Today it is the specialist who is sought after. This is particularly true of the professions, and in those trades that ought to be called professions, where a high degree of skill and technical knowledge are required. It is well known that no man “knows it all,” though it is quite possible that a man may know all that is known about one branch of trade or profession, if he follows it closely.
Every day, as it closes, leaves the world richer in knowledge, and the aggregation of many days produces a store of learning which vastly increases the quantity which the beginner must master ere he approaches proficiency. A couple of centuries ago all the world knew of the healing art was within easy grasp of any average intelligent person. Now there is no living physician, however eminent, who pretends to have mastered, or even to be moderately versed in all the details of medicine and surgery. So it is with science, with law, with mechanics, and, of course, and particularly so in the building trades.
The lawyers say that the man most to be dreaded as an adversary is “he of one book.” The individual who knows only one thing, but that root and branch, is most unquestionably abler and wiser than another who has dabbled in this, that and the other thing, until his mind is but a jumble of ill assorted ideas, superficial at the best.
If a mechanic, for example, finds that there is any one operation for which he has a special liking and can accomplish it just a little better than anything else, that is the thing for him to stick to. He should make up his mind to cling to it through thick and thin, to try to improve certain parts until a uniform perfection is attained.

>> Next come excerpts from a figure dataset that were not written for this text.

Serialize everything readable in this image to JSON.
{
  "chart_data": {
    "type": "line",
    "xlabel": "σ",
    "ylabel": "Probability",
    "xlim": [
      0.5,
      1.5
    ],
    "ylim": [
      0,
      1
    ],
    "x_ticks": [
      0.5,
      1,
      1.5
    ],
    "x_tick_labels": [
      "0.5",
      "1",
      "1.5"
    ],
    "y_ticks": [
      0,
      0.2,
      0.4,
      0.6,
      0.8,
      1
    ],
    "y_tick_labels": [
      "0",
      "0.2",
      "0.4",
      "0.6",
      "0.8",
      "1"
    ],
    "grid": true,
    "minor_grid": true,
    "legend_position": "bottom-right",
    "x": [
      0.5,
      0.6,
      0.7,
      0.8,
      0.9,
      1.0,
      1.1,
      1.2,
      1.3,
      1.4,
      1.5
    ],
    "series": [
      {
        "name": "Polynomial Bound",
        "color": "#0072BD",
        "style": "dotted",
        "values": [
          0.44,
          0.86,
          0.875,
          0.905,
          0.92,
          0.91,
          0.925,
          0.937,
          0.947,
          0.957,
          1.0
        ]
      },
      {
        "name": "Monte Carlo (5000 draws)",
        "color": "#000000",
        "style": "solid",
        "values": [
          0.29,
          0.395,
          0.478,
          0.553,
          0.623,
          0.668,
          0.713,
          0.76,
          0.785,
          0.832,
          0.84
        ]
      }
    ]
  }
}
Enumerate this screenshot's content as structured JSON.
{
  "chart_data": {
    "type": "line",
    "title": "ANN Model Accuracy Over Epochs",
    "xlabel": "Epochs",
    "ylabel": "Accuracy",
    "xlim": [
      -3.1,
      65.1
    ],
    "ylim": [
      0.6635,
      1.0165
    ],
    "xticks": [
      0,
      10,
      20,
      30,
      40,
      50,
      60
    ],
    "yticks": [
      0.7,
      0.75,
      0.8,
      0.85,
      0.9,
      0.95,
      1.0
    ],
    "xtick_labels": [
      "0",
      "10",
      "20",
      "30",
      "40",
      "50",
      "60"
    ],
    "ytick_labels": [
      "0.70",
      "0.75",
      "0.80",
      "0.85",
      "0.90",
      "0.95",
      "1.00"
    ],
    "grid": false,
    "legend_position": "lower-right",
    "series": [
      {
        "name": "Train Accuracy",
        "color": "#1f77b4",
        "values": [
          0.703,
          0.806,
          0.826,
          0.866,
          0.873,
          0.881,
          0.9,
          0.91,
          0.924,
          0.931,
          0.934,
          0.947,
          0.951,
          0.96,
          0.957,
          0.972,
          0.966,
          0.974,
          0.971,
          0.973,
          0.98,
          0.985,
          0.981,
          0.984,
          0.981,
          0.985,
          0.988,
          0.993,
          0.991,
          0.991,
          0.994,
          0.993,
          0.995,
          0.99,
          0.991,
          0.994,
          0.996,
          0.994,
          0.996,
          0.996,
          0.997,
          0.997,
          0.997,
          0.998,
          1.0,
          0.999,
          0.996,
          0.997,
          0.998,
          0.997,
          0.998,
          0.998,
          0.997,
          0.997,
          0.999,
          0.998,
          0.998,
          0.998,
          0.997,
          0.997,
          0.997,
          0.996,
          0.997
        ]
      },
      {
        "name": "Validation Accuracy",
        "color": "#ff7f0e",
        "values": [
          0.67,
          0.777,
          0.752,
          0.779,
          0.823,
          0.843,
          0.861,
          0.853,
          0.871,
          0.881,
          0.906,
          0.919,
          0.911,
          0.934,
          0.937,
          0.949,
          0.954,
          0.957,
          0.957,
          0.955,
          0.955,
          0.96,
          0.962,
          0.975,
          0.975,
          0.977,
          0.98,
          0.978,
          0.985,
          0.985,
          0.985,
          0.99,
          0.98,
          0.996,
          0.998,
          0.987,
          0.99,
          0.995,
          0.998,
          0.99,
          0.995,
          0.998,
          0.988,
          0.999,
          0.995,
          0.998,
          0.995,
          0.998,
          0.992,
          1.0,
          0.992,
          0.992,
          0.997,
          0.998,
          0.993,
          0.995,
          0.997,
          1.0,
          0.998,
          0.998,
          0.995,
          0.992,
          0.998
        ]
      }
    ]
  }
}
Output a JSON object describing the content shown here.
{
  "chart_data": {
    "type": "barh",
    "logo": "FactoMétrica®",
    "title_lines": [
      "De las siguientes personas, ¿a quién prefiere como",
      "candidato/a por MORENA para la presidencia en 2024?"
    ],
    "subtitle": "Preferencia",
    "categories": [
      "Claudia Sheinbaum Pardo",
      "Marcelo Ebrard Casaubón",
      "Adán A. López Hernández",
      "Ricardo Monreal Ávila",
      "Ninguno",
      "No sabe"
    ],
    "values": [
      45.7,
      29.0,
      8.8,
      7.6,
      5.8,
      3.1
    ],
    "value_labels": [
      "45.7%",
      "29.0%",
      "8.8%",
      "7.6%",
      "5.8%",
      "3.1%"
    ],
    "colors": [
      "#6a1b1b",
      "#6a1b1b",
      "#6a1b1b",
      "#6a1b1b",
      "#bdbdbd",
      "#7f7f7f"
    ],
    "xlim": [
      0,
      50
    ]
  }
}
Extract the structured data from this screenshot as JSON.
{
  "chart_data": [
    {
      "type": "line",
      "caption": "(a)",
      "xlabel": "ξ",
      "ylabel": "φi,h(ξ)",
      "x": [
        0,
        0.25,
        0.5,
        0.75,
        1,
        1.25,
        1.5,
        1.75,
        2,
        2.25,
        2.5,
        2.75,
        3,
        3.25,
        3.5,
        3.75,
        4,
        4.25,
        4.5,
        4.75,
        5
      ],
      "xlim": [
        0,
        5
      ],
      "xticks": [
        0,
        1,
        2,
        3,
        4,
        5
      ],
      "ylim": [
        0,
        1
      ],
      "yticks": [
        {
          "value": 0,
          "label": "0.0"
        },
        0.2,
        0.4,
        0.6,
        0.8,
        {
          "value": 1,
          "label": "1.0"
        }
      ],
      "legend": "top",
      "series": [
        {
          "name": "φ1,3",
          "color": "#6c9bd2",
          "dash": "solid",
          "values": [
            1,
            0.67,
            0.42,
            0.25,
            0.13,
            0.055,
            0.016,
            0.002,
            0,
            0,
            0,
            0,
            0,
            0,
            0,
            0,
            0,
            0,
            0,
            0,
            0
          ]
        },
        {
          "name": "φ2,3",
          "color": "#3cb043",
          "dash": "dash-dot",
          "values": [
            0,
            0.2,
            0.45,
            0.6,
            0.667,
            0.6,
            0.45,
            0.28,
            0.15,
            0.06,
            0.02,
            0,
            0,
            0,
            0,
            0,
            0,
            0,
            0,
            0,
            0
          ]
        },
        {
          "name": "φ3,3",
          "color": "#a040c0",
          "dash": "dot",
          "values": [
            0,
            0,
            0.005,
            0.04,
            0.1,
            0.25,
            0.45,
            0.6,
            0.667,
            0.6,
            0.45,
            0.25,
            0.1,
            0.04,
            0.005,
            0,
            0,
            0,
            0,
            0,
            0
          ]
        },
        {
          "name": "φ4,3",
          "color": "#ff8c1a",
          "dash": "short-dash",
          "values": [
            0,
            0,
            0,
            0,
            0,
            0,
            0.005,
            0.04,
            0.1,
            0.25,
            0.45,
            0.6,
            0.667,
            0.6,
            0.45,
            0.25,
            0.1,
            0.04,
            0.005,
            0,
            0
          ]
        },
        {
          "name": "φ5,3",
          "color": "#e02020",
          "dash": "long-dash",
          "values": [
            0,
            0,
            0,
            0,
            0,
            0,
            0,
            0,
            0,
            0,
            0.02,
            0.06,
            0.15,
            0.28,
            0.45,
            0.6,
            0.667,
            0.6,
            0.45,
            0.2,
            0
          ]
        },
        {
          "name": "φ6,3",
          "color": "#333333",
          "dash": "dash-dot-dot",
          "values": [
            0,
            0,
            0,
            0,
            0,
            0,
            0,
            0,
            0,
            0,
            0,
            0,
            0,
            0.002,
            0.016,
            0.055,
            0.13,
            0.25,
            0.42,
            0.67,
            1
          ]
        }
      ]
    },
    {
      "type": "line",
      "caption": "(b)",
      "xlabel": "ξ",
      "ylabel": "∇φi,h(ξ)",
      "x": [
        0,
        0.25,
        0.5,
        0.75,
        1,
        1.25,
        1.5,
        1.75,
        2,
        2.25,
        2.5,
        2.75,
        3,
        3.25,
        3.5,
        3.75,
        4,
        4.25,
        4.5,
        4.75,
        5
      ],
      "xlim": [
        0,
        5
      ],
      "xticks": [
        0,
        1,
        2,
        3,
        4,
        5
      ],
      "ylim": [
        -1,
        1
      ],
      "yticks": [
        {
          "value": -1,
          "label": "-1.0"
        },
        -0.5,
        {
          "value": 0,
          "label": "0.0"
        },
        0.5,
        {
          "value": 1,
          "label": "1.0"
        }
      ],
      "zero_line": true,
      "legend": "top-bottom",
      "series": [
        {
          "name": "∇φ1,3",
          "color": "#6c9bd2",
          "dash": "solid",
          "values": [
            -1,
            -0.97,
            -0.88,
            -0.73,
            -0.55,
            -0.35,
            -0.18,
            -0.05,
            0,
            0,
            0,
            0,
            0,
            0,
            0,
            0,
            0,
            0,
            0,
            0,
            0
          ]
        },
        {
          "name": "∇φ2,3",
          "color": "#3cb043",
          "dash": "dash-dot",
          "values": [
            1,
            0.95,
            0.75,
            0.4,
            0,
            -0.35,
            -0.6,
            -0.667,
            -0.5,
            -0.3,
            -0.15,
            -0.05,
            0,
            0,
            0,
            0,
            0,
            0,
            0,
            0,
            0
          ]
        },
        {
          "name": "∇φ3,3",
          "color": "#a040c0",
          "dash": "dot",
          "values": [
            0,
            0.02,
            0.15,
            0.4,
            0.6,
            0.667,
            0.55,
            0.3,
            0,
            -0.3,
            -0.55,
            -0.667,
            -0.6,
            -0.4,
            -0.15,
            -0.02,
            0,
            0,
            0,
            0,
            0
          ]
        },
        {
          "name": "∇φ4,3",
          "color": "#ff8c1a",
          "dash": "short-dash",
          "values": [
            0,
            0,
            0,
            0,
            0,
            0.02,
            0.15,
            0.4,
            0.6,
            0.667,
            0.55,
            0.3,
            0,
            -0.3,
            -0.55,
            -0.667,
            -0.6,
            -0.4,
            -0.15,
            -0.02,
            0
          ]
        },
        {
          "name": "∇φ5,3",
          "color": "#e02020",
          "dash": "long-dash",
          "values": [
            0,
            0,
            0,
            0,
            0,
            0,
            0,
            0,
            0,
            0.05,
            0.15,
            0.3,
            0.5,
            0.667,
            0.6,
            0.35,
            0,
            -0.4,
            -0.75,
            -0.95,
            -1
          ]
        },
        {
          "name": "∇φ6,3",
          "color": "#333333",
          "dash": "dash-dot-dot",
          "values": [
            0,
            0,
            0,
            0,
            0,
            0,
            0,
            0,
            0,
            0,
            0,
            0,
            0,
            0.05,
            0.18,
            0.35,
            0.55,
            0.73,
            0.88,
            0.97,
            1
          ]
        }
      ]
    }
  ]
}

The carpenter who has a taste for stair building and handrailing, and who directs his efforts in that direction will, no doubt, become an expert and, of course, command more pay than the man who can do a little of everything but nothing expertly. It does not take the world very long to discover who is the best man for this or that purpose; and when it finds out that man who has made a specialty of one operation, and unquestionably does it better than any one else, the world must avail itself of his labor, and in so doing must pay him his own terms.
We do not mean to argue that a man should be like a horse —capable of entertaining but one idea at a time—for that would be to advocate narrow mindedness; but we do mean to say that no man should be without one essential and prevailing object, in the prosecution of which he is determined to excel, and it does not make any difference what that is, whether it is digging a post hole, jointing a board or laying out a roof, or saving souls.
We should liken this uttermost purpose in man’s brain to an elaborate treatise on one subject alone in a library of general encyclopedias. The last indicate the expansion and grasp of one’s views on all things, the first their concentration on a life’s work.
The simile is all the more apt, for, after all, when we come to examine everything, we know outside of our calling, we find we are only in possession of a more or less copious index, and we are led to the certain conclusion that the very best we can ever hope to do in the attainment of knowledge is to learn where this fact or that theory is to be found most readily when we wish to inform ourselves as to its signification. The wider a man’s education the larger his index, and the more capable he is of instantly selecting that information which will give him an insight into the proper method of doing any one thing.